Bob Fleck

Good vibes ride again

Hot diggity! Free food and good vibes on a Wednesday evening at Royal Oak’s Memorial Park, courtesy of potluck and the Yipfugs.

Tomatoes, rice, guitars and flutes were shared by pretty suburban hi skool frocks who are into turning on their brothers and sisters heads with feed festivals and films instead of TV and pep rallies.

For years all the energy generated in high school that has been craftily channeled into puppet student councils and Pigskin Proms, or directed towards trivial teeny bopping at drive-ins, has finally been harnessed and plugged into our real and growing revolutionary youth culture.

Tomatoes are a revolution?

Only if you share them with a stranger and get down to rapping about mutual hassles with the mind grinding system we are all up against.

Remember, not so long past, high school was someplace you endured cause there was always college coming up where there were real radicals. Little brothers and sisters got sympathy instead of advice, haircuts instead of mimeograph machines.

Well, since last year, some kids picked up on ways to combat evil establishment vibes and got together the Youth for Peace, Freedom and Justice (YIPFUGS) from Berkeley, Kimball, Dondero, Southfield and U of D high schools. There followed anti draft leafleting, which spread to a call for political organization.

This summer it became a radical cultural movement which figures that the fastest ways to overcome barriers between us is through sharing food on Wednesday nights and Newsreel films on Friday nights.

Turning to rap with a friend, I noticed a muscled dude who turned out to be a local cop trying to understand just what young people are all about.

Another long-haired youth joined us and in conversation ran down what led up to being a Yipfug. “Yeah, I started getting into the teeny bop thing, listening to ABX with a bunch of people gettin’ stoned and driving around.

“Then we started gettin’ hassled by pigs and straights a lot, and some cats in school talked to me about getting into a political trip. I’d never dug the movement much—too straight and cold. But after gettin’ hassled, I started thinkin’ about the whole system, ya know, and came down to see the flicks here. Met some outasite people, and got into the Yipfug trip.

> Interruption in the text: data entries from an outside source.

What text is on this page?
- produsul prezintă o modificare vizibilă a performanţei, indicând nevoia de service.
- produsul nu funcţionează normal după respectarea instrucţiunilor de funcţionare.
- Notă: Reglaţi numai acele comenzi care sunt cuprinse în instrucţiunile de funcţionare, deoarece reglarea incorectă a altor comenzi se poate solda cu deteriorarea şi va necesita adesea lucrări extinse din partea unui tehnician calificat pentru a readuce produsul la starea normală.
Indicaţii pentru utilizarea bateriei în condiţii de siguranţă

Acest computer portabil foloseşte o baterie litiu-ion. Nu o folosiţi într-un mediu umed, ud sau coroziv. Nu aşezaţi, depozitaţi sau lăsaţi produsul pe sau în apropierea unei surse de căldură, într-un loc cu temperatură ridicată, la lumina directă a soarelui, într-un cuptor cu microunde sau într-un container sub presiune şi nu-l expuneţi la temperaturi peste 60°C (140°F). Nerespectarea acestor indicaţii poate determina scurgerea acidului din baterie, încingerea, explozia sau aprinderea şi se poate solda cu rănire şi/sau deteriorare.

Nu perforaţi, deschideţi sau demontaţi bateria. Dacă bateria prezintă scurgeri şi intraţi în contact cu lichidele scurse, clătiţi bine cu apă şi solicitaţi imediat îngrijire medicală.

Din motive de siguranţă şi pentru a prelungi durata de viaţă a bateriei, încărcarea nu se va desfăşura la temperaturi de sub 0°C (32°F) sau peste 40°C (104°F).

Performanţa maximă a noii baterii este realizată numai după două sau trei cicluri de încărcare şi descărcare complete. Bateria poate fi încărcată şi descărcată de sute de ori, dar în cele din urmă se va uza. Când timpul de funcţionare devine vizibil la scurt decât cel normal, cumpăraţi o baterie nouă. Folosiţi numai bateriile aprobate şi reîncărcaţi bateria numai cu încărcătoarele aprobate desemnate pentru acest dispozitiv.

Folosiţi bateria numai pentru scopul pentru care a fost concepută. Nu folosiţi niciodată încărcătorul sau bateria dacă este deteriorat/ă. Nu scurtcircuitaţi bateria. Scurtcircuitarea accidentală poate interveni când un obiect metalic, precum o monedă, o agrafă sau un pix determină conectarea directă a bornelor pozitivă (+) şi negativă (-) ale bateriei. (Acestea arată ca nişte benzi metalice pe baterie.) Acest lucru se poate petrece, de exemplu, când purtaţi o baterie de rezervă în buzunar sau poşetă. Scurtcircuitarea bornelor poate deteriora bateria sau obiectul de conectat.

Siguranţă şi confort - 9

“We’re together and still have fun relating to people. I think this is where it’s at if we wanna get people over on our side to see this whole lie for what it is.”

But it ain’t been all smooth sailing. The first couple of weeks the neighbors around the park at 13 Mile and Woodward put in complaints about the weird folk holding evening food and film frolicks.

The community kids had to confront the Royal Oak City Commission en masse for three weeks before they won a permit to use the park on Fridays. And the chief of po-lice has threatened repeatedly to use his power to close the park “in an emergency situation.” Such as—people having ‘a good time.

Meanwhile, back at the fest; after dinner amusement was thoughtfully provided by the R.O. Fire Dept. who came tearing across the field with lights flashing to single-handedly quench a hollow tree that was smoking (maybe the occupants split?). They stayed for a few moments to curiously look over the picnickers and split smiling.

There were thirtyish movement families, shy kids in field coats, dogs, pretty chicks swinging on swings, and an impromptu chorus under the trees of David Peel’s “Have A Marijuana.”

The ghost of ’67’s Belle Isle Love-ln was there—not to haunt, but remind us that we must learn to love one another amidst a dying plastik Amerika.